Auch musikalisch schlägt das andere Geschlecht zurück, vor allem in Gestalt der überragenden Nadezhda Pavlova als Donna Anna. Mit aussergewöhnlich differenzierter Tongebung und perfektem Stimmsitz zeichnet sie die Zerrissenheit, den Zorn und die tragische Grösse von Mozarts geheimnisvollster Frauengestalt nach – und wird nach der makellos und tief berührend gestalteten Arie «Non mi dir» minutenlang frenetisch gefeiert. Ja, diese Donna Anna verbindet mehr mit dem Verführer – das wissen wir seit E. T. A. Hoffmann längst; hier aber schwingt in jedem Ton das Erschrecken mit über die Gewalt, die der Mann zur Befriedigung seines Begehrens skrupellos einsetzt.

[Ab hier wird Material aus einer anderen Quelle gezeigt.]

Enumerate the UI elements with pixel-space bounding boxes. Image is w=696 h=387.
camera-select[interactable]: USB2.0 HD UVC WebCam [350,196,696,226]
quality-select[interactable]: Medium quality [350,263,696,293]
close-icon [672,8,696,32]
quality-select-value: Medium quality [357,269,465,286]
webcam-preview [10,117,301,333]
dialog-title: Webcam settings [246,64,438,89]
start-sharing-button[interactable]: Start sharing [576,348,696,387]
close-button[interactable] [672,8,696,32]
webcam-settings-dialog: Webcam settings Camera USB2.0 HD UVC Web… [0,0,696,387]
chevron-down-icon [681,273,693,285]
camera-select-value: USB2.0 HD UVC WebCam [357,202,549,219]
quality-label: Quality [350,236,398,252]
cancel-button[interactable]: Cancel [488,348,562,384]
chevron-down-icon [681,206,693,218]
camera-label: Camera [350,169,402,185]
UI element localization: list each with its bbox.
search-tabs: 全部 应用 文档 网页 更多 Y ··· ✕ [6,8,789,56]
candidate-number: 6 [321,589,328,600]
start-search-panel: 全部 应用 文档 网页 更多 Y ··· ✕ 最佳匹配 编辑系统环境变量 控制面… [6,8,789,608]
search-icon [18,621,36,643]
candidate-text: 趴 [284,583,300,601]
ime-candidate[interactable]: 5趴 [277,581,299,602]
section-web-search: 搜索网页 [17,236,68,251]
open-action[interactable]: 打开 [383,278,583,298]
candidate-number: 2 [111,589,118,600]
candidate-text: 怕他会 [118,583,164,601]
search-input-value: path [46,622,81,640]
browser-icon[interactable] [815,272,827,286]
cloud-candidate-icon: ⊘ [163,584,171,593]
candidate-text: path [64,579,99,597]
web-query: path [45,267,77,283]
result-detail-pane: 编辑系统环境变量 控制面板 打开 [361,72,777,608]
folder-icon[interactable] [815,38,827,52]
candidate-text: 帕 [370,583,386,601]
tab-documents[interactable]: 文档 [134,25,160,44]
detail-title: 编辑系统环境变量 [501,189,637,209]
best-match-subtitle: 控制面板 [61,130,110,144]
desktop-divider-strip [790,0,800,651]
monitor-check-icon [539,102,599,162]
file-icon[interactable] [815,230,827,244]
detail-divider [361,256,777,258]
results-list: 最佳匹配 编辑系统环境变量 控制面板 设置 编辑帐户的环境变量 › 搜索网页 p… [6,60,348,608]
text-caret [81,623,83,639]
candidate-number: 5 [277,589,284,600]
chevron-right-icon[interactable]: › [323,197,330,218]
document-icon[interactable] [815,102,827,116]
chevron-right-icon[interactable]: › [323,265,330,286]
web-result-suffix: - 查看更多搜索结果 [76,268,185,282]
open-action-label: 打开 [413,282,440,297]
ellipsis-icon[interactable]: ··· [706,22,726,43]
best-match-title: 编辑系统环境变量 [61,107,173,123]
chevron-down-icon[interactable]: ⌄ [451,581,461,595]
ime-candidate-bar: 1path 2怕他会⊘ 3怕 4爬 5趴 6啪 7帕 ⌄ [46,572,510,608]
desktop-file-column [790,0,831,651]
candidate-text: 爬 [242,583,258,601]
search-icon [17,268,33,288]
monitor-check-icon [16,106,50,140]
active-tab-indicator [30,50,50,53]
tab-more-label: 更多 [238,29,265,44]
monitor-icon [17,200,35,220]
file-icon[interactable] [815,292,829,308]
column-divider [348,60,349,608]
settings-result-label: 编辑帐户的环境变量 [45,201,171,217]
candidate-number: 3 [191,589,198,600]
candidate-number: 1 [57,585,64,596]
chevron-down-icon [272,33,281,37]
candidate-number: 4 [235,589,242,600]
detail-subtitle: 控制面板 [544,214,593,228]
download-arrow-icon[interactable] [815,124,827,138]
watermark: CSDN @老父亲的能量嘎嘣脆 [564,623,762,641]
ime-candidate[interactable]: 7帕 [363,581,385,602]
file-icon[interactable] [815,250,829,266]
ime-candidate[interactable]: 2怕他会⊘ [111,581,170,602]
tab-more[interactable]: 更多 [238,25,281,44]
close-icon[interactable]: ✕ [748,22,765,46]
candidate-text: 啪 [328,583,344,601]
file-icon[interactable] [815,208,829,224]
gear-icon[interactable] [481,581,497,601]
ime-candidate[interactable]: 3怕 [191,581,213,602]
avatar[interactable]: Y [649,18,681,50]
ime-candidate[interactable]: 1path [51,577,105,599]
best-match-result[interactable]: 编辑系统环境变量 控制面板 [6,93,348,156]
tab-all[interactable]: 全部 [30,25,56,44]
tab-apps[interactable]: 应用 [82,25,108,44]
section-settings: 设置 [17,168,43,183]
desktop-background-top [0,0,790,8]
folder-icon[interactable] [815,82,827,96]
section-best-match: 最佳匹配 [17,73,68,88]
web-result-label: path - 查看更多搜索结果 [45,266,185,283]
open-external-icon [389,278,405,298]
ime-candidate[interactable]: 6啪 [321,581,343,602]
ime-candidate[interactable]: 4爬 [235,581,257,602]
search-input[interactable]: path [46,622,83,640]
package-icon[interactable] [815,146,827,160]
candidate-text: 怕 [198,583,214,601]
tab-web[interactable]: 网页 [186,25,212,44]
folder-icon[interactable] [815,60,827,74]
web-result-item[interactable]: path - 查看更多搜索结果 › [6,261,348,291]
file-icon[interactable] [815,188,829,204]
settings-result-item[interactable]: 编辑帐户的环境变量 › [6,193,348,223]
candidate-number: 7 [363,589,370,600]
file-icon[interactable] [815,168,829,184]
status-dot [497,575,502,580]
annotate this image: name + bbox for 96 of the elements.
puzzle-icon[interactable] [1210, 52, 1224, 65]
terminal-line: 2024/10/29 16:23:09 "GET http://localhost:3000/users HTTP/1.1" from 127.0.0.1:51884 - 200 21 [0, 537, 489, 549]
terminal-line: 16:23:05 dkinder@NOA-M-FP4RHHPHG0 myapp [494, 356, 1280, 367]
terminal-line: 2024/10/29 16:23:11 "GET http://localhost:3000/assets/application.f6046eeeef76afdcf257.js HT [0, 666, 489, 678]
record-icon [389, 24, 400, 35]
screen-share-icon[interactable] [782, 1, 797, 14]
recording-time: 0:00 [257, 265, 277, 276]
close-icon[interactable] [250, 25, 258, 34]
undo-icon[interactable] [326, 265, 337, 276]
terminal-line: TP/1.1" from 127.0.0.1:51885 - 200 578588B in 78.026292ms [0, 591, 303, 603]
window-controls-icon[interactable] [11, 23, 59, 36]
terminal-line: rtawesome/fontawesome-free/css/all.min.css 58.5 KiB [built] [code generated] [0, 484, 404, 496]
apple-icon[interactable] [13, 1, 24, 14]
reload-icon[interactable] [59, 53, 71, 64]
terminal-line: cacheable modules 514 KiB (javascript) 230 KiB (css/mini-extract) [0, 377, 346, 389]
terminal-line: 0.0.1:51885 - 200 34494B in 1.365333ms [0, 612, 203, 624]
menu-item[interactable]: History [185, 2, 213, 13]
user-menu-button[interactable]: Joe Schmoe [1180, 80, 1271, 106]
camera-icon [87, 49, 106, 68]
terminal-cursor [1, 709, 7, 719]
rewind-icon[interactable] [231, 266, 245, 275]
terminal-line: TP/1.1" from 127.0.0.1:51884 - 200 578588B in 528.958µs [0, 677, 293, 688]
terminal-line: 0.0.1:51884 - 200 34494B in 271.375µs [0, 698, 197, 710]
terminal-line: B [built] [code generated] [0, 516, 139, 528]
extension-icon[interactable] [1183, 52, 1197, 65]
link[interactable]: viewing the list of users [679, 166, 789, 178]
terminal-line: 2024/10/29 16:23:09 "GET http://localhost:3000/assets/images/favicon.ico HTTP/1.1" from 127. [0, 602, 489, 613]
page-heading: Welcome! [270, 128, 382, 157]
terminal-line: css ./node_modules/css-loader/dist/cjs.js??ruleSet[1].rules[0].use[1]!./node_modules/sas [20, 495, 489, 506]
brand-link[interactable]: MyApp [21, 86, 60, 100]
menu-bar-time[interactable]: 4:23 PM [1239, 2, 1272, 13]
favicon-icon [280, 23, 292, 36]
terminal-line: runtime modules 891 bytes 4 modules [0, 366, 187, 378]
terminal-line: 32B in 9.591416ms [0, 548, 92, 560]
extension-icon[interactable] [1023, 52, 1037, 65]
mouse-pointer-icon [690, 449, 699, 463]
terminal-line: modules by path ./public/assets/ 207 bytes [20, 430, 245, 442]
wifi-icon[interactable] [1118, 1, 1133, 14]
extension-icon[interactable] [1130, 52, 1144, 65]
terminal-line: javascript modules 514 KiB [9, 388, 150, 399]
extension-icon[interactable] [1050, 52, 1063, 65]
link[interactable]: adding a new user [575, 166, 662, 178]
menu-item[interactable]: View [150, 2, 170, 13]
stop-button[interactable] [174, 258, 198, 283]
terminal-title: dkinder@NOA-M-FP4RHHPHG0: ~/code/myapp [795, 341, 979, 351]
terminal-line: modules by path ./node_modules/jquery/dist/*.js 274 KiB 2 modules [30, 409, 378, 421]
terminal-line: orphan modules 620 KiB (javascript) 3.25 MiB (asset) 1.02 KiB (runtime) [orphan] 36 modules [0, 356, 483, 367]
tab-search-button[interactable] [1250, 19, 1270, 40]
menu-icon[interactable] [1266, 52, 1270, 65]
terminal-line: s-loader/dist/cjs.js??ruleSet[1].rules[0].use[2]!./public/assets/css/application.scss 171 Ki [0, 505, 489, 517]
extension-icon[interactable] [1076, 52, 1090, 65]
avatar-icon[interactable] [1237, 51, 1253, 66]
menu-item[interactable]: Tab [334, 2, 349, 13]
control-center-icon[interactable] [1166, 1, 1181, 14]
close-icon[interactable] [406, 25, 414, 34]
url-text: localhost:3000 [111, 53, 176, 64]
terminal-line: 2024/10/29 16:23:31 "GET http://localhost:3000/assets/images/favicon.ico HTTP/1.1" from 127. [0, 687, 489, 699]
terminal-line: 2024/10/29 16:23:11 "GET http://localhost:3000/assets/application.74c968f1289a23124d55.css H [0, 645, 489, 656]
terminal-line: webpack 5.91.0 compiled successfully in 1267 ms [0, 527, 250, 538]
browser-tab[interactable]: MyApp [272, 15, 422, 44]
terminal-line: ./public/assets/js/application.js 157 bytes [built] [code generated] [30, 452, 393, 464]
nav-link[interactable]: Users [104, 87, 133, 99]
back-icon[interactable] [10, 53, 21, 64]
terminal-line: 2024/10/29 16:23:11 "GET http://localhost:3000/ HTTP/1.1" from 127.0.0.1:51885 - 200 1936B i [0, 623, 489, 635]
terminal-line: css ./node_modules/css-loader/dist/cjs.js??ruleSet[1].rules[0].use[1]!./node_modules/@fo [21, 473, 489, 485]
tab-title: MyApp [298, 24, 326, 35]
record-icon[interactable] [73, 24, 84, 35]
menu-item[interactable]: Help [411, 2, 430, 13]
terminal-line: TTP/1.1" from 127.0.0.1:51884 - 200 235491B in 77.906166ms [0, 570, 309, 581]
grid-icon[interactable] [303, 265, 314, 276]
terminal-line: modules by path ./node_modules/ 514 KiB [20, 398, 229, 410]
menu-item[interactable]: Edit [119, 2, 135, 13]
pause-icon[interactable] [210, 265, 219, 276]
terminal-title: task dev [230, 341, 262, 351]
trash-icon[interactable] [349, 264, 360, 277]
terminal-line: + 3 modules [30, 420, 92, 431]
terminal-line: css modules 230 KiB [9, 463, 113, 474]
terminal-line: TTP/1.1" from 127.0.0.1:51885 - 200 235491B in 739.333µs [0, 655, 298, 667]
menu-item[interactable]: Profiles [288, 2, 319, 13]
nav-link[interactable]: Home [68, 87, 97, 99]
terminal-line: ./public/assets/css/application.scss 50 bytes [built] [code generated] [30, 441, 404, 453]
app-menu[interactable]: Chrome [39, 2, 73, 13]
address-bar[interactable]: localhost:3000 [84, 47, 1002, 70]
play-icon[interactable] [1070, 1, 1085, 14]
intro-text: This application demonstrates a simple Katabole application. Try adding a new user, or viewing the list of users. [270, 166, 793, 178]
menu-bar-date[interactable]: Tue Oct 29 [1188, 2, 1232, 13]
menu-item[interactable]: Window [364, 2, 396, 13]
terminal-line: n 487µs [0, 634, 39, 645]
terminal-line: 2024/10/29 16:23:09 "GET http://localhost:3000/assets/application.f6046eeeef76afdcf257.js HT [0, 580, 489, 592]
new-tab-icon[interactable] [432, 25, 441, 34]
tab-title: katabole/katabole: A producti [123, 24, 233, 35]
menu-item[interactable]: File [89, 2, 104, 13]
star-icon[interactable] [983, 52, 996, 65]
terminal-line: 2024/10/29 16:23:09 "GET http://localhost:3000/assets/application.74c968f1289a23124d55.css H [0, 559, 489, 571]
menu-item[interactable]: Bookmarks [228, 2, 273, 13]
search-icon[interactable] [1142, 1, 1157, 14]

Teodor Currentzis am Pult seines Originalklang-Ensembles Musica Aeterna könnte Pavlova wie auch den anderen Sängern allerdings deutlich mehr Gestaltungsfreiheit lassen. Auch sein Dirigat mit permanent kurz und straff gespannten Zügeln gerät mehr als einmal in den Ruch des Gewollten, ja des Gewaltsamen. Es wäre freilich nicht Currentzis, würde hier nicht jeder Takt, jeder Akzent, jede Moll-Wendung mit einem Maximum an Spannung und Bedeutung aufgeladen. Das ist in der Summe, wie bei Castellucci, des Guten zu viel; aber es packt, wühlt auf und inspiriert. In Salzburg lebt die Kultur nicht nur weiter – sie glüht.